While the modern version of Stones is in its infancy, it is believed that variations of the game were most likely played thousands of years ago. While other games in the boules family are played on level, manicured surfaces, Stones is much more wild and less controlled, suggesting that games like it predate the likes of bocce or lawn bowling. The myths below seem to fall in line with this idea.
The Game of Stones likely originated with early nomadic hunters resting by the fire, tossing small pebbles at a target. The movement of these nomads in search of game was likely how the practice crossed the land bridge into the New World.
The Rooster and the Trickster
The Animals were lolling around one summer day. Father Sun was beaming at them, making them feel hot and lazy. As if in silent agreement, they began throwing stones toward a tree, each trying to land his stone closest to the trunk. Trickster, bored, stood up. Scratching his ample, hairy ass-cheeks with one hand, he called out: “Animals! Stop simply throwing stones. You are wasting an opportunity!” He paused to munch on a tiny louse that had been imbedded in his fur. “I say we place wagers. I bet that I can place my stone closest to the trunk!”
The foolish Animals, forgetting once again that Trickster will always trick, agreed. They set the wager: Whichever Animal should win would take all of the best skills of the others. Frog tossed first, and his stone bounced away into the tall grass. Deer tossed her stone with a delicate hoof, but it ended up behind her and she sighed in frustration. “I’ve lost my ability to run!” she whimpered, then turned to see which Animal would win it. Each in turn made his toss. Some landed close to the tree, like Beaver’s, who had used his flat tail to fling his stone precisely. Others, like poor Snake’s, rolled sadly away from the target. Finally it was Trickster’s turn. With a grin, he picked up his stone, strolled over to the tree trunk, and place it beside the bark. The Animals roared and cried their outrage, but Trickster was unflappable.
“Ah, foolish Friends: you never made any rule about HOW the stone was to near the target! Your loss, and my gain. Now, if you would please hand over your greatest skills.” “Wait.” Rooster had been watching from the tree branch, not so foolish as to place a bet on Trickster’s terms. Now he flew down and strutted before Trickster.
“I have not played yet, Trickster, and since you have made your play now, I suggest we begin our contest again. I give you my ability to make the sun rise in the morning if you win, but if I best you, I demand that you return the gifts of the Animals you fooled.”
Greedy Trickster could not resist winning one more skill, and so he agreed. Rooster set the terms. “Each of us will toss four different stones. The first we will aim for this hillside. The second must land nearest that redbush, while the third must touch the Great Rock. Finally, we will each throw a stone to that lily pad,” he said, indicating a pad floating in the pond. “Whosoever can make his stone land on it, will win.”
Trickster agreed, and the two combatants separated to gather their stones. Trickster, being lazy, grabbed four stones near at hand and held them together in his palm. He laughed as Rooster set to work, picking up stone after stone with his beak and setting only a select few aside. “Come, now Rooster! I want to win before I need to call the sun up tomorrow!” He cried.
Rooster arranged his stones in a row. Calmly, he turned to Trickster and nodded his head. “Challenged first.”
Trickster threw his stone to the hill, where it hit and rolled down to the bottom. Rooster clucked softly and selected his lightest, smallest stone. Tossing it gently, he watched as the stone landed and settled on the hill. The assembled Animals cheered. “First round to Rooster!” They shouted.
The second set of stones were thrown. This time, Trickster’s stone landed at the roots of the redbrush, and he chuckled and scratched himself. Rooster looked carefully, and this time chose a large, heavy stone, which, upon landing, knocked Trickster’s own rock askance. “Second stone to Rooster!”

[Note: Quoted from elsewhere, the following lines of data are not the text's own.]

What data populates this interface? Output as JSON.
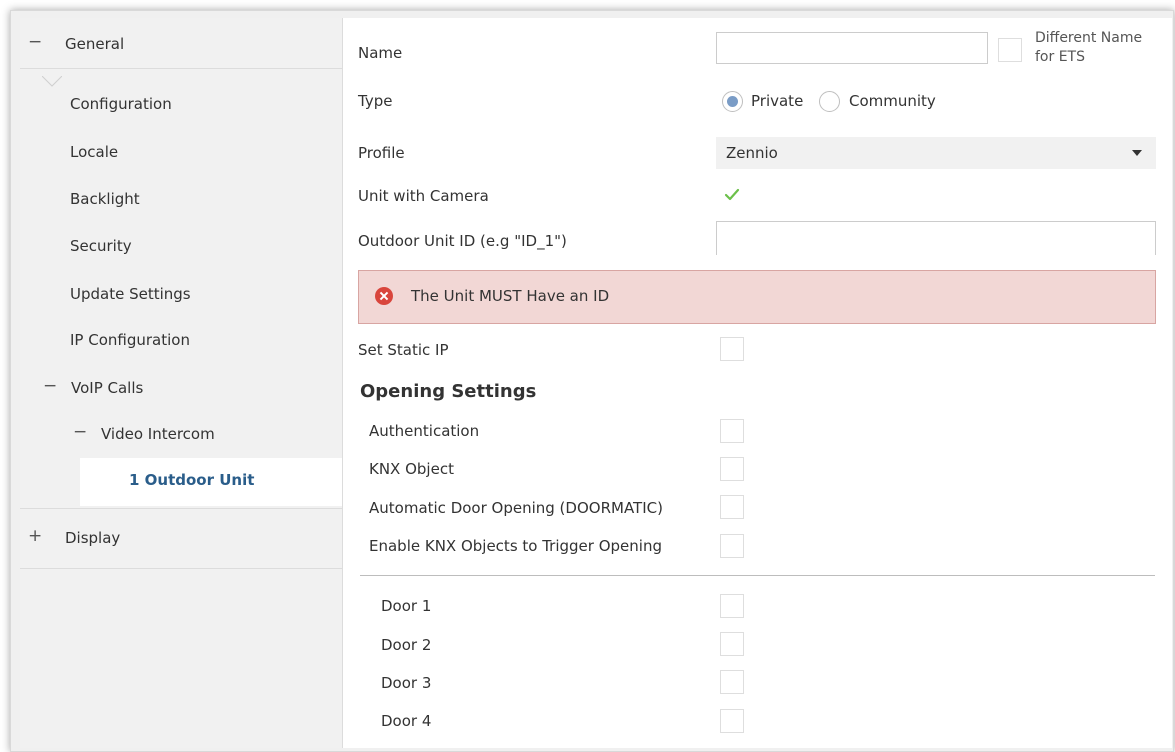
{
  "sidebar": {
    "general": {
      "sign": "−",
      "label": "General"
    },
    "items": [
      {
        "label": "Configuration"
      },
      {
        "label": "Locale"
      },
      {
        "label": "Backlight"
      },
      {
        "label": "Security"
      },
      {
        "label": "Update Settings"
      },
      {
        "label": "IP Configuration"
      }
    ],
    "voip": {
      "sign": "−",
      "label": "VoIP Calls"
    },
    "video_intercom": {
      "sign": "−",
      "label": "Video Intercom"
    },
    "active_item": {
      "label": "1 Outdoor Unit"
    },
    "display": {
      "sign": "+",
      "label": "Display"
    }
  },
  "form": {
    "name": {
      "label": "Name",
      "value": "",
      "different_name_label": "Different Name for ETS"
    },
    "type": {
      "label": "Type",
      "options": [
        "Private",
        "Community"
      ],
      "selected": "Private"
    },
    "profile": {
      "label": "Profile",
      "value": "Zennio"
    },
    "camera": {
      "label": "Unit with Camera",
      "checked": true
    },
    "outdoor_id": {
      "label": "Outdoor Unit ID (e.g \"ID_1\")",
      "value": ""
    },
    "error": {
      "text": "The Unit MUST Have an ID"
    },
    "static_ip": {
      "label": "Set Static IP"
    },
    "opening": {
      "title": "Opening Settings",
      "items": [
        {
          "label": "Authentication"
        },
        {
          "label": "KNX Object"
        },
        {
          "label": "Automatic Door Opening (DOORMATIC)"
        },
        {
          "label": "Enable KNX Objects to Trigger Opening"
        }
      ]
    },
    "doors": [
      {
        "label": "Door 1"
      },
      {
        "label": "Door 2"
      },
      {
        "label": "Door 3"
      },
      {
        "label": "Door 4"
      }
    ]
  },
  "colors": {
    "accent": "#2a5d8a",
    "error_bg": "#f2d7d5",
    "error_icon": "#d9453c",
    "check": "#6cc04a",
    "radio": "#7a9cc6"
  },
  "icons": {
    "error": "error-circle-x-icon",
    "check": "checkmark-icon",
    "dropdown": "chevron-down-icon"
  }
}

When the third stone was tossed, Trickster was sweating, and he nearly dropped his rock on his foot. But the stone landed near to the Great Rock, and this time the gods were smiling upon him. For Rooster’s stone, perfectly thrown, hit upon an unseen twig on the ground and bounced away. The Animals moaned, “Third throw to Trickster.”
The final stone was to be thrown, and the Animals were sick with worry. Trickster tossed his stone gently, and made his rock hit the lily pad. The stone slipped off and sunk. “I hit the pad!” he cried.
“So you did,” agreed Rooster, and he tossed his final stone, a flat shard of delicate flint. It landed on the lily pad and…floated there, so flat and light that it made only a small divot on the leaf.
So loud was the celebration in Rooster’s honor that night that the clouds released their rain, thinking the Thunder was calling to them. Pelting Trickster with stones, the Animals drove him away to sulk and make another plan.